Porth Dinllaen has a fine beach that arcs round in a mile-wide crescent to the north of the small village of Morfa Nefyn. It is famed for its delightful beachside inn, the Ty Coch, which is tucked in the top corner of the cove. The high tide mark comes right up to the terraces in front of the pub, giving it really unique feel. Access to this end of the bay (and the pub) is only possible on foot for visitors, either along the paths above the beach or at low tide along the beach itself.
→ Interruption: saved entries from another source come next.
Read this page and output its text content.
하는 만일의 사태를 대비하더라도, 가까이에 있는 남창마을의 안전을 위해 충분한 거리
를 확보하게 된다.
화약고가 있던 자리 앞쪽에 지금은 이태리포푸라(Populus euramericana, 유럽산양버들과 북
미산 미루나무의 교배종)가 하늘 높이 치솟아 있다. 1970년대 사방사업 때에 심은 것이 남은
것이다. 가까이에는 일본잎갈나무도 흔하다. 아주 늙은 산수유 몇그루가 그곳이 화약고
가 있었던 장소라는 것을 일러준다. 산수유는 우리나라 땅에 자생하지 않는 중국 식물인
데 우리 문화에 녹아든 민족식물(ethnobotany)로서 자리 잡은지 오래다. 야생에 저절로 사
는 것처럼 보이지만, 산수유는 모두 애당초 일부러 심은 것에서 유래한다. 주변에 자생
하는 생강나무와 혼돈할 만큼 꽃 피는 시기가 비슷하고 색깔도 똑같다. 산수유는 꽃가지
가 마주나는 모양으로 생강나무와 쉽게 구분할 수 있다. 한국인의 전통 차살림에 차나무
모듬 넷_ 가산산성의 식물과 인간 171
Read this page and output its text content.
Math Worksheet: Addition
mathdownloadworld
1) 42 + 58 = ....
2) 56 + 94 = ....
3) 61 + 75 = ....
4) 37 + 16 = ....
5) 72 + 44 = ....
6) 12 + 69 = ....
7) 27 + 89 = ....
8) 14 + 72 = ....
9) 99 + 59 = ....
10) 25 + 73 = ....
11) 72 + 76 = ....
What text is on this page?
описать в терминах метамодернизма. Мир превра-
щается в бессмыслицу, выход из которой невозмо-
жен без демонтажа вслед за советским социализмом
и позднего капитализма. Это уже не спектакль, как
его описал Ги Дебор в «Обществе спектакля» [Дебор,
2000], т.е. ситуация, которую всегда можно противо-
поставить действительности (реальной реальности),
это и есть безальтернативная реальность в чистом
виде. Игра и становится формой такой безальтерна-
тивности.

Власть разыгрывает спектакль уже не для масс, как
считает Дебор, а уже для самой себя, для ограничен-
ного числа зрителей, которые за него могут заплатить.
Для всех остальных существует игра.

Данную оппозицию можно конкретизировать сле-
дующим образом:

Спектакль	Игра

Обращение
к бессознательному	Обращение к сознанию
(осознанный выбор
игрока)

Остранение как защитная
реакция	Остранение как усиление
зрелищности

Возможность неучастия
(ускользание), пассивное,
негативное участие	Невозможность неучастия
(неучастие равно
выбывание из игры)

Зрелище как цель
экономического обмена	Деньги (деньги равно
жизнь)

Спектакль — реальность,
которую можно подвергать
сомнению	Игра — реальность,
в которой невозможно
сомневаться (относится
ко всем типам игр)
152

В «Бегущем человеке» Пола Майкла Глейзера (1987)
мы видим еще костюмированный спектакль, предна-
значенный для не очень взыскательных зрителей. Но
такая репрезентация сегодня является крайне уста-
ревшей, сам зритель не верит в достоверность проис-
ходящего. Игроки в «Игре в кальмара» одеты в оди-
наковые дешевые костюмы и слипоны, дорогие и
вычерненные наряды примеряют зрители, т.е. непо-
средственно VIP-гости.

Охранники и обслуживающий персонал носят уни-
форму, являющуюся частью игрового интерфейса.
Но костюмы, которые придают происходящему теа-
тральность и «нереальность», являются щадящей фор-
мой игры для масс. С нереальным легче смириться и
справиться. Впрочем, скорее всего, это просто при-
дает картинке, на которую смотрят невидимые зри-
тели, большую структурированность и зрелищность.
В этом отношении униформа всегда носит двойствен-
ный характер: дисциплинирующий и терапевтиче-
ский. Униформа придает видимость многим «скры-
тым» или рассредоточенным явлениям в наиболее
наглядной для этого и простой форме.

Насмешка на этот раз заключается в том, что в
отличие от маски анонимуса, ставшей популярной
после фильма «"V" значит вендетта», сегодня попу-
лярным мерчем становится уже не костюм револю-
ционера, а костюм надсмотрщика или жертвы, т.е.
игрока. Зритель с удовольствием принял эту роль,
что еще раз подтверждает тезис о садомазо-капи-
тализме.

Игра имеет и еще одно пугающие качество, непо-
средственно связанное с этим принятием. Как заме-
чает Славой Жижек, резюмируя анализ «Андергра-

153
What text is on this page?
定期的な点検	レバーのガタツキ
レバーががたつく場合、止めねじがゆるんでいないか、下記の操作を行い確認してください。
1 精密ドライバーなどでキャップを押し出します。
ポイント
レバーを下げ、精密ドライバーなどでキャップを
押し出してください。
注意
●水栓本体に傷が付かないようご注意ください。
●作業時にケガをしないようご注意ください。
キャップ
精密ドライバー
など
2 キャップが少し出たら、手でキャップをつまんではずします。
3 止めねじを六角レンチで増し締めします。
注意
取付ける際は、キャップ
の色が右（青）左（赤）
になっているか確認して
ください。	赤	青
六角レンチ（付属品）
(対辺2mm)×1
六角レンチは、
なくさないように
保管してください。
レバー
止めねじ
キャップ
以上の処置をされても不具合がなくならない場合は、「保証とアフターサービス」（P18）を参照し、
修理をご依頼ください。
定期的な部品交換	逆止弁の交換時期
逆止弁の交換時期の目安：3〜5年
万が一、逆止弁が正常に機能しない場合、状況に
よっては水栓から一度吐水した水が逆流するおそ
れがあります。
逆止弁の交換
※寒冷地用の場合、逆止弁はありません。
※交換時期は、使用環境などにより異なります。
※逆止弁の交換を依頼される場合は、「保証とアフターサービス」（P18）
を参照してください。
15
The headland at the north west tip of the bay has a lifeboat station and a very picturesque golf course. The headland helps to protect the bay from stormy weather and rough seas, but reasonable surf does occur occasionally.
Like many of the best beaches on the Lleyn Peninsula, Porth Dinllaen is owned by the National Trust. Originally a fishing port it now provides sheltered anchorage for leisure boats and a tranquil spot to while away the day. The views along to Yr Eifl and across to Anglesey are superb and the pace of life is decidedly laid back.
Facilities wise there is a shop and café by the Morfa Nefyn car park. Toilets can be found here too, plus near the Ty Coch pub.
Between the 1st of April and 30th September the section of beach to the east of the Morfa Nefyn beach access road is designated as a dog exclusion zone.
Approach / parking:
There is a car park at the head of the road/ golf club road entrance. There is also a car park in Morfa Nefyn.